Le tribunal correctionnel examinera l’Assistance publique-Hôpitaux de Paris (AP-HP) pour homicide involontaire suite au décès en 2018 d’une femme de 55 ans aux urgences, qui a été négligée pendant plusieurs heures. La décision de renvoyer cette affaire devant le tribunal correctionnel, qui a été rendue mercredi dernier et partagée avec l’Agence France-Presse (AFP), émane du juge d’instruction, déclarant que l’AP-HP est fautive en lien direct avec la mort de Micheline Myrtil.
Mme. Myrtil, originaire de la Martinique et née en 1963, souffrait de maux de tête et de douleurs aux mollets. Elle avait été amenée aux urgences de Lariboisière par les pompiers le 17 décembre 2018 au crépuscule, où elle été accueillie et dirigée vers une salle d’attente. Vers minuit, sous une mauvaise identité (« Myatil » au lieu de « Myrtil »), elle n’a pas répondu à l’appel et a été supposée avoir quitté l’hôpital. En réalité, elle était sur un brancard, sans surveillance de 1 heure à 6 heures du matin, avant d’être retrouvée morte, elle n’avait vu aucun médecin. Un rapport d’autopsie initial a conclu que la cause du décès était une défaillance respiratoire aiguë due à un œdème pulmonaire.
Selon le juge d’instruction, la vraie négligence réside dans le fait que Mme Myrtil a été médicalement prise en charge au service des urgences aux environs de 19 heures et que son état de santé a totalement été ignoré pendant plus de cinq heures.

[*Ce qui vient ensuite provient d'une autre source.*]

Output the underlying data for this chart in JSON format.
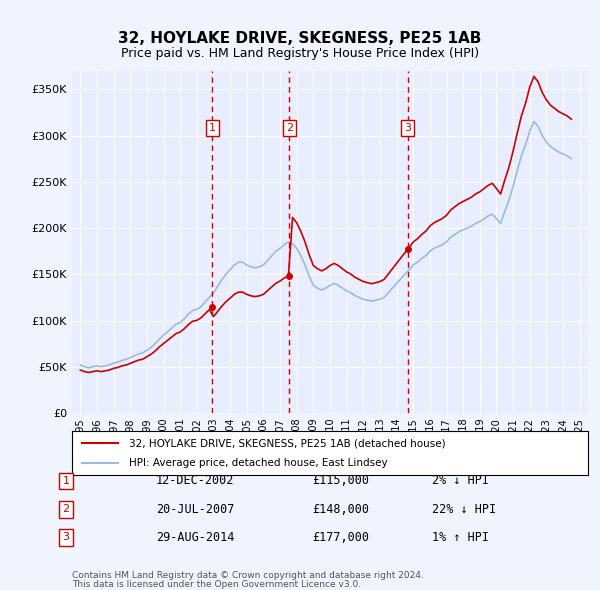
{
  "title": "32, HOYLAKE DRIVE, SKEGNESS, PE25 1AB",
  "subtitle": "Price paid vs. HM Land Registry's House Price Index (HPI)",
  "ylabel_ticks": [
    "£0",
    "£50K",
    "£100K",
    "£150K",
    "£200K",
    "£250K",
    "£300K",
    "£350K"
  ],
  "ytick_values": [
    0,
    50000,
    100000,
    150000,
    200000,
    250000,
    300000,
    350000
  ],
  "ylim": [
    0,
    370000
  ],
  "xlim_start": 1994.5,
  "xlim_end": 2025.5,
  "background_color": "#f0f4ff",
  "plot_bg_color": "#e8eeff",
  "grid_color": "#ffffff",
  "red_line_color": "#cc0000",
  "blue_line_color": "#aabbdd",
  "hpi_x": [
    1995.0,
    1995.25,
    1995.5,
    1995.75,
    1996.0,
    1996.25,
    1996.5,
    1996.75,
    1997.0,
    1997.25,
    1997.5,
    1997.75,
    1998.0,
    1998.25,
    1998.5,
    1998.75,
    1999.0,
    1999.25,
    1999.5,
    1999.75,
    2000.0,
    2000.25,
    2000.5,
    2000.75,
    2001.0,
    2001.25,
    2001.5,
    2001.75,
    2002.0,
    2002.25,
    2002.5,
    2002.75,
    2003.0,
    2003.25,
    2003.5,
    2003.75,
    2004.0,
    2004.25,
    2004.5,
    2004.75,
    2005.0,
    2005.25,
    2005.5,
    2005.75,
    2006.0,
    2006.25,
    2006.5,
    2006.75,
    2007.0,
    2007.25,
    2007.5,
    2007.75,
    2008.0,
    2008.25,
    2008.5,
    2008.75,
    2009.0,
    2009.25,
    2009.5,
    2009.75,
    2010.0,
    2010.25,
    2010.5,
    2010.75,
    2011.0,
    2011.25,
    2011.5,
    2011.75,
    2012.0,
    2012.25,
    2012.5,
    2012.75,
    2013.0,
    2013.25,
    2013.5,
    2013.75,
    2014.0,
    2014.25,
    2014.5,
    2014.75,
    2015.0,
    2015.25,
    2015.5,
    2015.75,
    2016.0,
    2016.25,
    2016.5,
    2016.75,
    2017.0,
    2017.25,
    2017.5,
    2017.75,
    2018.0,
    2018.25,
    2018.5,
    2018.75,
    2019.0,
    2019.25,
    2019.5,
    2019.75,
    2020.0,
    2020.25,
    2020.5,
    2020.75,
    2021.0,
    2021.25,
    2021.5,
    2021.75,
    2022.0,
    2022.25,
    2022.5,
    2022.75,
    2023.0,
    2023.25,
    2023.5,
    2023.75,
    2024.0,
    2024.25,
    2024.5
  ],
  "hpi_y": [
    52000,
    50000,
    49000,
    50000,
    51000,
    50000,
    51000,
    52000,
    54000,
    55000,
    57000,
    58000,
    60000,
    62000,
    64000,
    65000,
    68000,
    71000,
    75000,
    80000,
    84000,
    88000,
    92000,
    96000,
    98000,
    102000,
    107000,
    111000,
    112000,
    115000,
    120000,
    125000,
    130000,
    137000,
    144000,
    150000,
    155000,
    160000,
    163000,
    163000,
    160000,
    158000,
    157000,
    158000,
    160000,
    165000,
    170000,
    175000,
    178000,
    182000,
    185000,
    183000,
    178000,
    170000,
    160000,
    148000,
    138000,
    135000,
    133000,
    135000,
    138000,
    140000,
    138000,
    135000,
    132000,
    130000,
    127000,
    125000,
    123000,
    122000,
    121000,
    122000,
    123000,
    125000,
    130000,
    135000,
    140000,
    145000,
    150000,
    155000,
    160000,
    163000,
    167000,
    170000,
    175000,
    178000,
    180000,
    182000,
    185000,
    190000,
    193000,
    196000,
    198000,
    200000,
    202000,
    205000,
    207000,
    210000,
    213000,
    215000,
    210000,
    205000,
    218000,
    230000,
    245000,
    262000,
    278000,
    290000,
    305000,
    315000,
    310000,
    300000,
    293000,
    288000,
    285000,
    282000,
    280000,
    278000,
    275000
  ],
  "transactions": [
    {
      "year": 2002.93,
      "price": 115000,
      "label": "1",
      "date": "12-DEC-2002",
      "pct": "2%",
      "dir": "↓"
    },
    {
      "year": 2007.55,
      "price": 148000,
      "label": "2",
      "date": "20-JUL-2007",
      "pct": "22%",
      "dir": "↓"
    },
    {
      "year": 2014.66,
      "price": 177000,
      "label": "3",
      "date": "29-AUG-2014",
      "pct": "1%",
      "dir": "↑"
    }
  ],
  "legend_line1": "32, HOYLAKE DRIVE, SKEGNESS, PE25 1AB (detached house)",
  "legend_line2": "HPI: Average price, detached house, East Lindsey",
  "footer1": "Contains HM Land Registry data © Crown copyright and database right 2024.",
  "footer2": "This data is licensed under the Open Government Licence v3.0.",
  "xtick_years": [
    1995,
    1996,
    1997,
    1998,
    1999,
    2000,
    2001,
    2002,
    2003,
    2004,
    2005,
    2006,
    2007,
    2008,
    2009,
    2010,
    2011,
    2012,
    2013,
    2014,
    2015,
    2016,
    2017,
    2018,
    2019,
    2020,
    2021,
    2022,
    2023,
    2024,
    2025
  ]
}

« Son discours continue en disant qu’au lieu de chercher à localiser la femme, qui était déjà positionnée avec un bracelet d’identification sur son brancard en circuit court, ils l’ont appelée sous un faux nom à deux reprises sans succès, après quoi ils l’ont laissée toute la nuit sans que personne y prête attention. Selon lui, cette négligence grossière a éliminé toute chance de survie de Mme Myrtil en raison de la nature mortelle d’une infection invasive à méningocoque qui n’a pas été traitée médicalement.
En détail, le parquet de Paris avait originalement demandé un procès pour homicide involontaire fin 2022, mais ultimement le 3 juillet, il a demandé un non-lieu, car le lien causal entre les carences possibles dans les soins hospitaliers et le décès n’était pas démontré.
Pendant l’instruction, la défense de l’AP-HP a plaidé que le protocole suivi à l’époque était conforme aux standards professionnels et que la situation ce jour-là était exceptionnelle, car les urgences étaient particulièrement encombrées et un docteur était absent de façon inopinée à cause d’une maladie. Ni l’AP-HP, ni un de ses avocats, Me Mario Stasi, n’ont voulu commenter.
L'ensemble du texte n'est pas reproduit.